Si l’on devait cependant garder en mémoire une seule phrase de Philoctète, ce pourrait être celle-ci, à l’Acte I, quand Néoptolème, le novice, demande à Ulysse, l’homme mûr réputé pour sa sagesse, voire sa rouerie : « Mais quel est le devoir, Ulysse ? » Un moment d’émotion, de désarroi, passager. Néoptolème, on l’a vu, accomplira ce qu’il considère être son devoir, conformément aux valeurs que lui a inculquées son père défunt, le guerrier Achille : l’honneur avant tout. Ce qui requiert Gide, en plus de la morale, c’est cette relation, pédagogique au sens propre, entre éphèbe et adulte, telle qu’elle se pratiquait à Athènes, par exemple entre Socrate et ses disciples. Lui-même, toute sa vie, a justifié son attirance pour les jeunes gens par son désir de leur enseigner la vertu, la morale, de les guider sur les chemins de l’existence. Jusqu’à ce que l’élève s’affranchisse du maître. Qu’on se souvienne de l’Envoi des Nourritures terrestres (œuvre parue en 1897, quand Gide mûrissait Philoctète) : « Nathanaël, à présent, jette mon livre. Émancipe-t-en. » Et, plus loin : « Éduquer ! Qui donc éduquerais-je, que moi-même ? » Un mouvement de balancier si typiquement gidien, entre deux forces contraires en tension permanente dans sa pensée.

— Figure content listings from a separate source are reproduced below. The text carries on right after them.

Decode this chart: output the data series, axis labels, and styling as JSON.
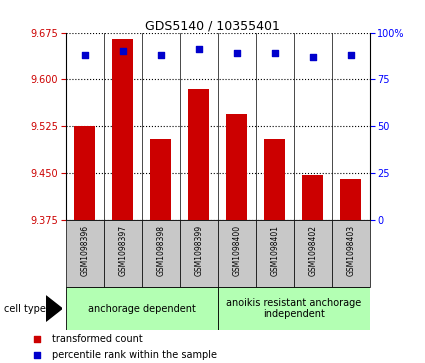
{
  "title": "GDS5140 / 10355401",
  "samples": [
    "GSM1098396",
    "GSM1098397",
    "GSM1098398",
    "GSM1098399",
    "GSM1098400",
    "GSM1098401",
    "GSM1098402",
    "GSM1098403"
  ],
  "bar_values": [
    9.525,
    9.665,
    9.505,
    9.585,
    9.545,
    9.505,
    9.447,
    9.44
  ],
  "percentile_values": [
    88,
    90,
    88,
    91,
    89,
    89,
    87,
    88
  ],
  "ylim_left": [
    9.375,
    9.675
  ],
  "ylim_right": [
    0,
    100
  ],
  "yticks_left": [
    9.375,
    9.45,
    9.525,
    9.6,
    9.675
  ],
  "yticks_right": [
    0,
    25,
    50,
    75,
    100
  ],
  "ytick_labels_right": [
    "0",
    "25",
    "50",
    "75",
    "100%"
  ],
  "bar_color": "#cc0000",
  "dot_color": "#0000cc",
  "bar_width": 0.55,
  "group1_label": "anchorage dependent",
  "group2_label": "anoikis resistant anchorage\nindependent",
  "group1_indices": [
    0,
    1,
    2,
    3
  ],
  "group2_indices": [
    4,
    5,
    6,
    7
  ],
  "cell_type_label": "cell type",
  "legend_bar_label": "transformed count",
  "legend_dot_label": "percentile rank within the sample",
  "group_bg_color": "#b3ffb3",
  "sample_box_color": "#c8c8c8",
  "background_color": "#ffffff"
}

Gide puisera à nouveau, par la suite, l’essentiel de son inspiration théâtrale dans l’Antiquité biblique ou mythologique, mais il saura mieux s’affranchir de sa psychologie et de ses codes. Et son écriture ira s’assouplissant, au fur et à mesure qu’il intégrera les contraintes inhérentes à la dramaturgie.